While the workshop was incredibly beneficial and inspirational, learning from Leila and her background as a yoga therapist and former actress was just as much so. She told me about her previous career in acting and how many times, when she would get a lead role, she’d suddenly have a breakout of psoriasis, and often, ending up losing the role because she had to search for treatment. The skin problem lead her to yoga and to Ayurveda. It was in 2004, that Leila became certified to teach after completing her basic training under renowned yoga instructor Max Strom, Founder of Sacred Movement in Venice Beach, California. She then pursued yoga as medicine and in 2006, she was among the first graduating class for Yoga Therapy under Dr. Larry Payne of Loyola Marymount University. Desiring to go further, in 2007, she entered The American University of Complimentary Medicine, an Ayurvedic-Yoga Therapy Masters Program.

While she is now renowned for her work as a celebrity yoga instructor to such names as Courtney Kardashian, Leila similarly commits to numerous charity initiatives around the world. She has created and directed yoga therapy programs in Los Angeles for women with addiction problems and self-harm disorders. She has also taught yoga to child prisons in Eithopia with fellow Zen Yoga instructors Michelle Terry and Emily Gilchrist.

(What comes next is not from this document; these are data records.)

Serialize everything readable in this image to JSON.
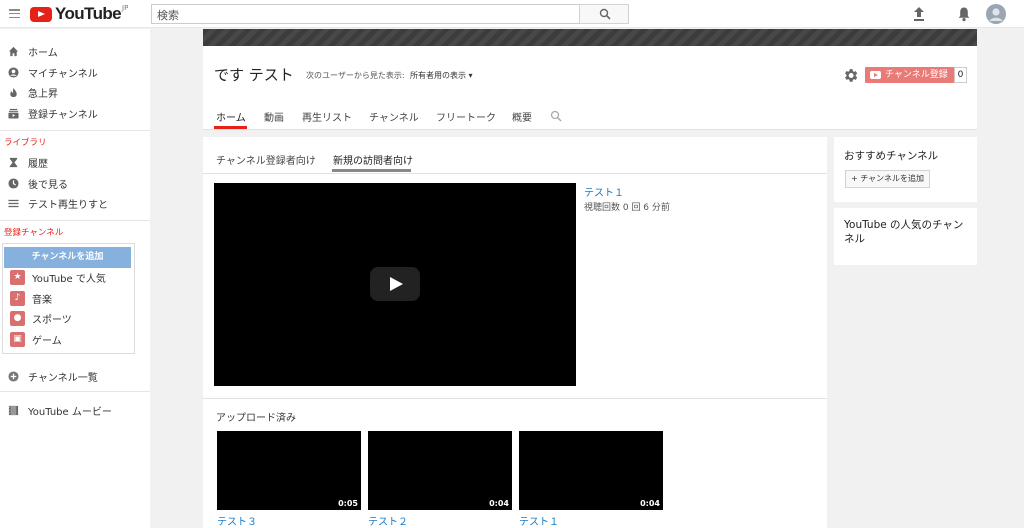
{
  "header": {
    "logo_text": "YouTube",
    "region": "JP",
    "search_placeholder": "検索"
  },
  "guide": {
    "main_items": [
      {
        "label": "ホーム",
        "icon": "home-icon"
      },
      {
        "label": "マイチャンネル",
        "icon": "account-icon"
      },
      {
        "label": "急上昇",
        "icon": "flame-icon"
      },
      {
        "label": "登録チャンネル",
        "icon": "subscriptions-icon"
      }
    ],
    "library_title": "ライブラリ",
    "library_items": [
      {
        "label": "履歴",
        "icon": "hourglass-icon"
      },
      {
        "label": "後で見る",
        "icon": "clock-icon"
      },
      {
        "label": "テスト再生りすと",
        "icon": "playlist-icon"
      }
    ],
    "subscriptions_title": "登録チャンネル",
    "add_channel": "チャンネルを追加",
    "suggested": [
      {
        "label": "YouTube で人気",
        "icon": "star-icon"
      },
      {
        "label": "音楽",
        "icon": "music-icon"
      },
      {
        "label": "スポーツ",
        "icon": "sports-icon"
      },
      {
        "label": "ゲーム",
        "icon": "gaming-icon"
      }
    ],
    "browse_channels": "チャンネル一覧",
    "movies": "YouTube ムービー"
  },
  "channel": {
    "title": "です テスト",
    "view_as_label": "次のユーザーから見た表示:",
    "view_as_value": "所有者用の表示 ▾",
    "subscribe_label": "チャンネル登録",
    "subscriber_count": "0",
    "tabs": [
      "ホーム",
      "動画",
      "再生リスト",
      "チャンネル",
      "フリートーク",
      "概要"
    ]
  },
  "home": {
    "subtabs": [
      "チャンネル登録者向け",
      "新規の訪問者向け"
    ],
    "featured": {
      "title": "テスト１",
      "meta": "視聴回数 0 回  6 分前"
    },
    "uploads_title": "アップロード済み",
    "uploads": [
      {
        "title": "テスト３",
        "duration": "0:05"
      },
      {
        "title": "テスト２",
        "duration": "0:04"
      },
      {
        "title": "テスト１",
        "duration": "0:04"
      }
    ]
  },
  "sidebar": {
    "recommended_title": "おすすめチャンネル",
    "add_channel_button": "+ チャンネルを追加",
    "popular_title": "YouTube の人気のチャンネル"
  },
  "colors": {
    "brand_red": "#e62117",
    "link_blue": "#167ac6",
    "subscribe_pink": "#e97a76",
    "add_channel_blue": "#86b0dd"
  }
}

Leila was first brought to the United Arab Emirates in 2011 for the International Middle Eastern Yoga and Ayurvedic Conference, where she was a principle speaker. She then continued to set up Women’s Heath Yoga Therapy Programs in Dubai’s renowned Zen Yoga studio. “I love Dubai,” she says passionately. “Dubai is full of this entrepreneurial spirit that is so contagious. In many ways, it reminds me of Los Angeles and the strive to continually create something new.” Leila’s been returning to the Middle East ever since 2011 leading workshops on Ayurvedic health and Yoga at Zen Yoga. When asked about her work with celebrities, she says “They are so dedicated to their work that they prioritize their health and wellbeing.” This is how it should be. Balance mentally and physically is the key for a sustained and healthy work ethic and, as Leila shows, this can be achieved through simple ways of taking care of body through the right food, proper rest and being surrounded by good energy.